The pair suggest getting inspection reports for:
• Pet stores
• Stadium food vendors
• Grocery stores
• Gas stations
• Nail salons
Once you get the data for these inspection reports, spotting trends and forming story ideas comes easier. Riepenhoff and Wagner consistently work with such spreadsheets at The Dispatch and wade through sets from time to time, either for packages they have already been working on, or for new story ideas.
KEEP IT CLEAN
Using an Excel or Google spreadsheet isn’t easy right off the bat. That’s why both reporters suggested playing with data sets in various ways, to get more comfortable. In fact, Riepenhoff admitted that she used Excel to track Christmas presents, giving her a way to keep track of who she’d purchased things for.

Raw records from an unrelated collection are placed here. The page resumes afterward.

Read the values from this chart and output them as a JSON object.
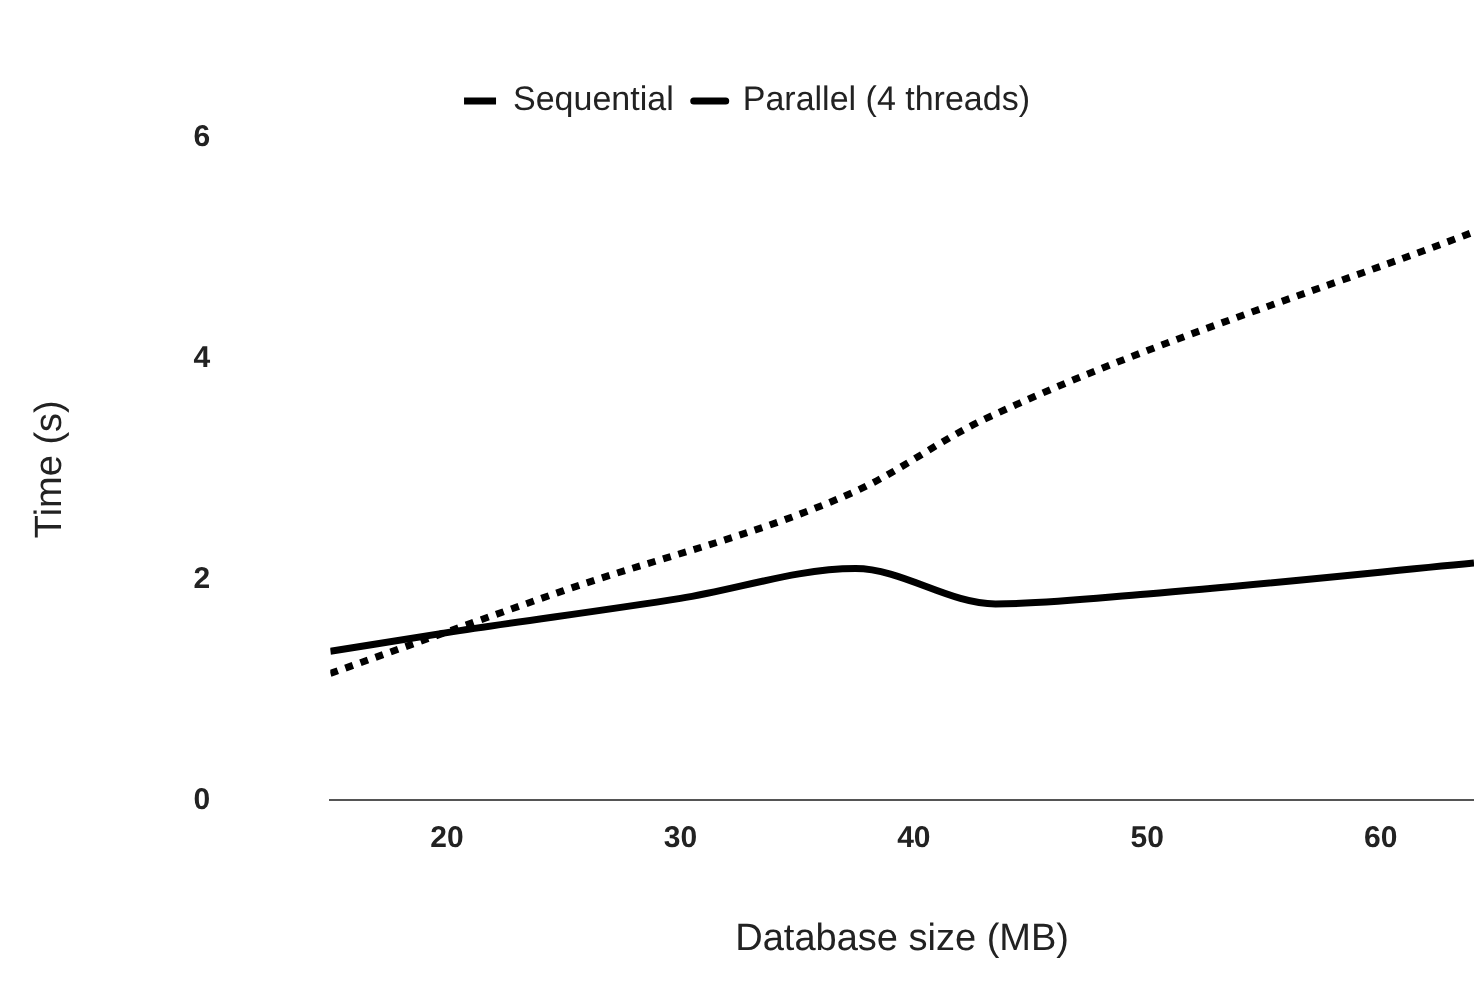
{
  "chart_data": {
    "type": "line",
    "xlabel": "Database size (MB)",
    "ylabel": "Time (s)",
    "xlim": [
      15,
      64
    ],
    "xticks": [
      20,
      30,
      40,
      50,
      60
    ],
    "ylim": [
      0,
      6
    ],
    "yticks": [
      0,
      2,
      4,
      6
    ],
    "grid": false,
    "legend": "top",
    "marker": "none",
    "series": [
      {
        "name": "Sequential",
        "color": "#000000",
        "line_style": "dotted",
        "x": [
          15,
          25,
          37.5,
          43,
          64
        ],
        "values": [
          1.15,
          1.9,
          2.8,
          3.45,
          5.15
        ]
      },
      {
        "name": "Parallel (4 threads)",
        "color": "#000000",
        "line_style": "solid",
        "x": [
          15,
          20,
          30,
          37.5,
          43.5,
          50,
          64
        ],
        "values": [
          1.35,
          1.52,
          1.83,
          2.1,
          1.78,
          1.87,
          2.15
        ]
      }
    ]
  }
}
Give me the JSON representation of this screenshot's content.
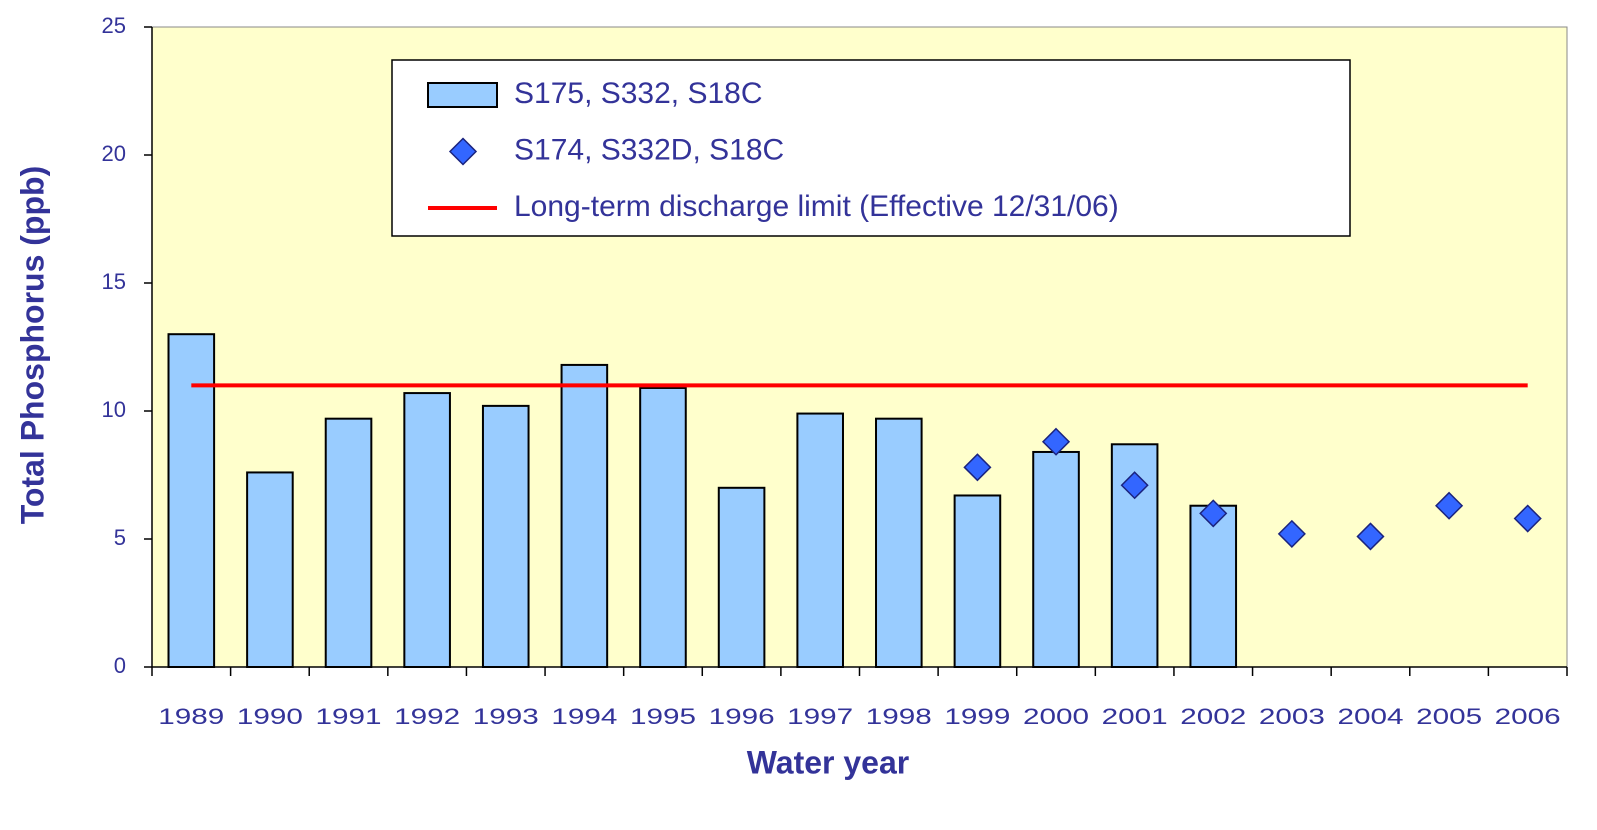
{
  "chart_data": {
    "type": "bar",
    "xlabel": "Water year",
    "ylabel": "Total Phosphorus (ppb)",
    "categories": [
      "1989",
      "1990",
      "1991",
      "1992",
      "1993",
      "1994",
      "1995",
      "1996",
      "1997",
      "1998",
      "1999",
      "2000",
      "2001",
      "2002",
      "2003",
      "2004",
      "2005",
      "2006"
    ],
    "series": [
      {
        "name": "S175, S332, S18C",
        "type": "bar",
        "color": "#99ccff",
        "values": [
          13.0,
          7.6,
          9.7,
          10.7,
          10.2,
          11.8,
          10.9,
          7.0,
          9.9,
          9.7,
          6.7,
          8.4,
          8.7,
          6.3,
          null,
          null,
          null,
          null
        ]
      },
      {
        "name": "S174, S332D, S18C",
        "type": "scatter",
        "color": "#3366ff",
        "values": [
          null,
          null,
          null,
          null,
          null,
          null,
          null,
          null,
          null,
          null,
          7.8,
          8.8,
          7.1,
          6.0,
          5.2,
          5.1,
          6.3,
          5.8
        ]
      },
      {
        "name": "Long-term discharge limit (Effective 12/31/06)",
        "type": "line",
        "color": "#ff0000",
        "value": 11
      }
    ],
    "ylim": [
      0,
      25
    ],
    "yticks": [
      0,
      5,
      10,
      15,
      20,
      25
    ],
    "background": "#ffffcc"
  }
}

And not all data comes in clean, both reporters admit. Some sets have missing or duplicate records, while others have no standardization. Often dates are entered differently (sometimes with dashes, other times without) and that means some processing needs to be done.
Also, data doesn’t solve anything on its own.
“You need to make sure you know what questions can and can’t be answered,” Riepenhoff said.
FACE THE ISSUE
Once a reporter finally gets a data set together, it’s easy to fall in love with the numbers. While these facts can create the spine for a great package, what still makes these pieces resonate is a name or face.
For example, after pulling a huge set of numbers for an investigative series on suicides in Ohio, Riepenhoff, Wagner and fellow reporter Lori Kurtzman found a specific example to shed light on the issue, a young woman named Amy Luxenburger who fell through the cracks of the state’s mental health system and took her own life.
“Amy was the face that pulled the whole series together,” Wagner said. “It gave readers a person to identify with.”